Boston Barrier to 'boost tourism and regeneration'
A proposed flood barrier will encourage tourism and regeneration, a report claims.
The Boston Barrier will reduce the risk of tidal flooding in Boston from 2% in any one year to 0.3%.
It will also make the River Haven suitable for leisure boaters.
An update on the plans is being given to Lincolnshire County Council later ahead of a decision next week which could see the authority commit £11m to the project.
Peter Fender, economic infrastructure development manager for the council, said: "It is a flood defence barrier for Boston and it is to increase the protection to Boston residencies and businesses.
"It will also bring benefits to the town in terms of boat movement and an attractive town centre.
"At the moment, when the tide is out it [the river] is mud. When there is no water in it you can't travel. The barrier will hold back the water during daylight hours."

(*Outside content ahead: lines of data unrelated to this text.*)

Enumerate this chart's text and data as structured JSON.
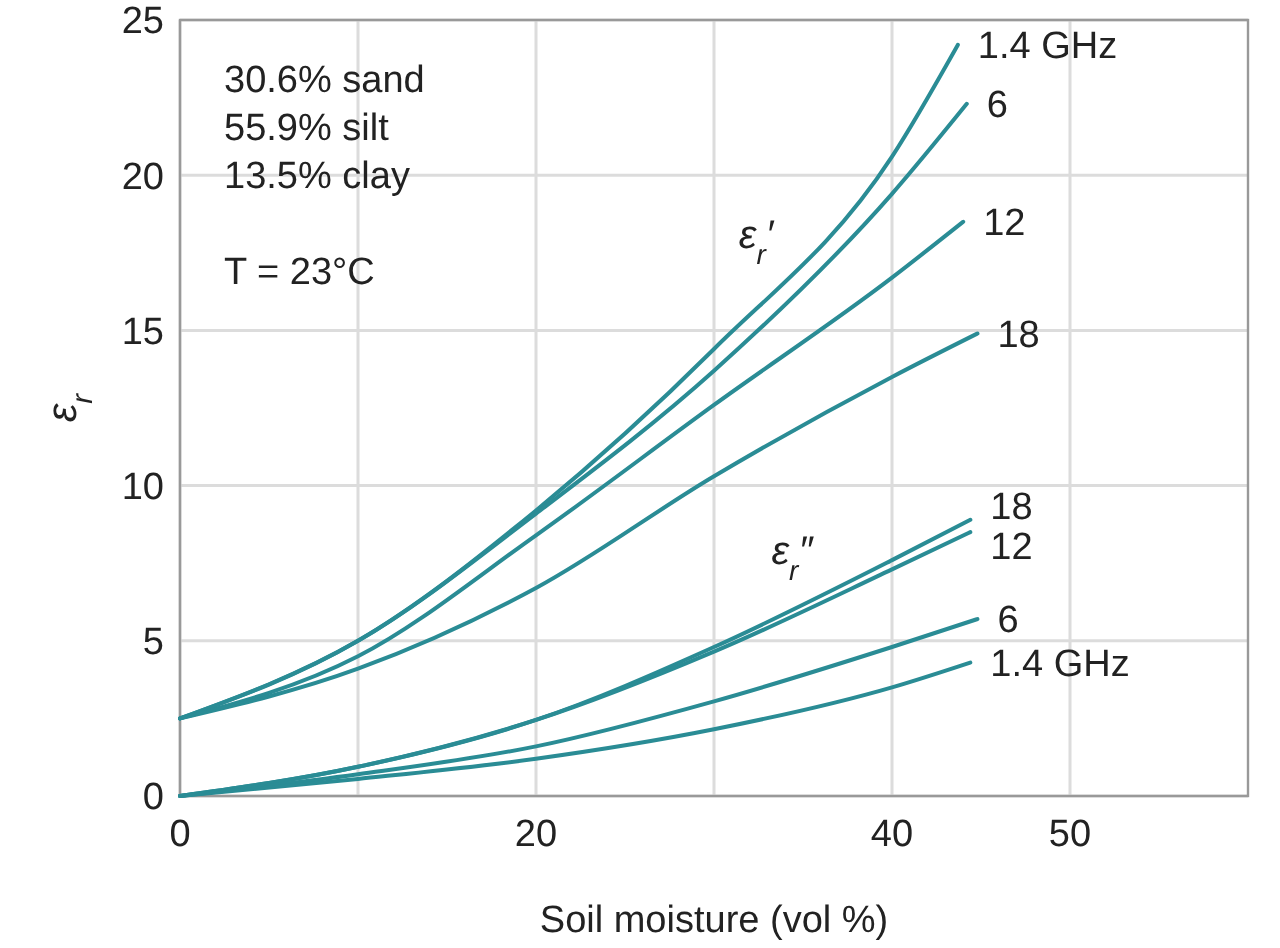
{
  "chart_data": {
    "type": "line",
    "xlabel": "Soil moisture (vol %)",
    "ylabel": "ε$_{r}$",
    "xlim": [
      0,
      60
    ],
    "ylim": [
      0,
      25
    ],
    "xticks": [
      0,
      {
        "value": 10,
        "label": null
      },
      20,
      {
        "value": 30,
        "label": null
      },
      40,
      50
    ],
    "yticks": [
      0,
      5,
      10,
      15,
      20,
      25
    ],
    "grid": true,
    "legend": false,
    "marker": "none",
    "line_style": "solid",
    "annotations": [
      "30.6% sand",
      "55.9% silt",
      "13.5% clay",
      "T = 23°C",
      "ε$_{r}$′",
      "ε$_{r}$″"
    ],
    "series": [
      {
        "name": "1.4 GHz",
        "color": "#2a8c95",
        "x": [
          0,
          10,
          20,
          30,
          40,
          43.7
        ],
        "values": [
          2.5,
          5.0,
          9.2,
          14.4,
          20.6,
          24.2
        ]
      },
      {
        "name": "6",
        "color": "#2a8c95",
        "x": [
          0,
          10,
          20,
          30,
          40,
          44.2
        ],
        "values": [
          2.5,
          5.0,
          9.1,
          13.7,
          19.4,
          22.3
        ]
      },
      {
        "name": "12",
        "color": "#2a8c95",
        "x": [
          0,
          10,
          20,
          30,
          40,
          44
        ],
        "values": [
          2.5,
          4.5,
          8.4,
          12.6,
          16.7,
          18.5
        ]
      },
      {
        "name": "18",
        "color": "#2a8c95",
        "x": [
          0,
          10,
          20,
          30,
          40,
          44.8
        ],
        "values": [
          2.5,
          4.1,
          6.7,
          10.3,
          13.5,
          14.9
        ]
      },
      {
        "name": "18",
        "color": "#2a8c95",
        "x": [
          0,
          10,
          20,
          30,
          40,
          44.4
        ],
        "values": [
          0,
          0.94,
          2.45,
          4.8,
          7.6,
          8.9
        ]
      },
      {
        "name": "12",
        "color": "#2a8c95",
        "x": [
          0,
          10,
          20,
          30,
          40,
          44.4
        ],
        "values": [
          0,
          0.94,
          2.45,
          4.65,
          7.3,
          8.5
        ]
      },
      {
        "name": "6",
        "color": "#2a8c95",
        "x": [
          0,
          10,
          20,
          30,
          40,
          44.8
        ],
        "values": [
          0,
          0.7,
          1.6,
          3.05,
          4.8,
          5.7
        ]
      },
      {
        "name": "1.4 GHz",
        "color": "#2a8c95",
        "x": [
          0,
          10,
          20,
          30,
          40,
          44.4
        ],
        "values": [
          0,
          0.55,
          1.2,
          2.15,
          3.5,
          4.3
        ]
      }
    ]
  }
}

The report, written by Mr Fender, says that the Boston Barrier project "is likely to yield a benefit to the community of at least £230m, and potentially up to £500m".
The report is being considered by the county council's economic scrutiny committee later.
The council's executive committee will decide whether to fund the scheme next week.
In October 2011, the Environment Agency announced the barrier will be located downstream of Black Sluice Lock.
It is part of the Fens Waterways Link, which will connect the cities of Lincoln, Ely and Peterborough by water.
The Environment Agency estimates the flood defence will protect about 10,000 homes and 900 businesses in the area.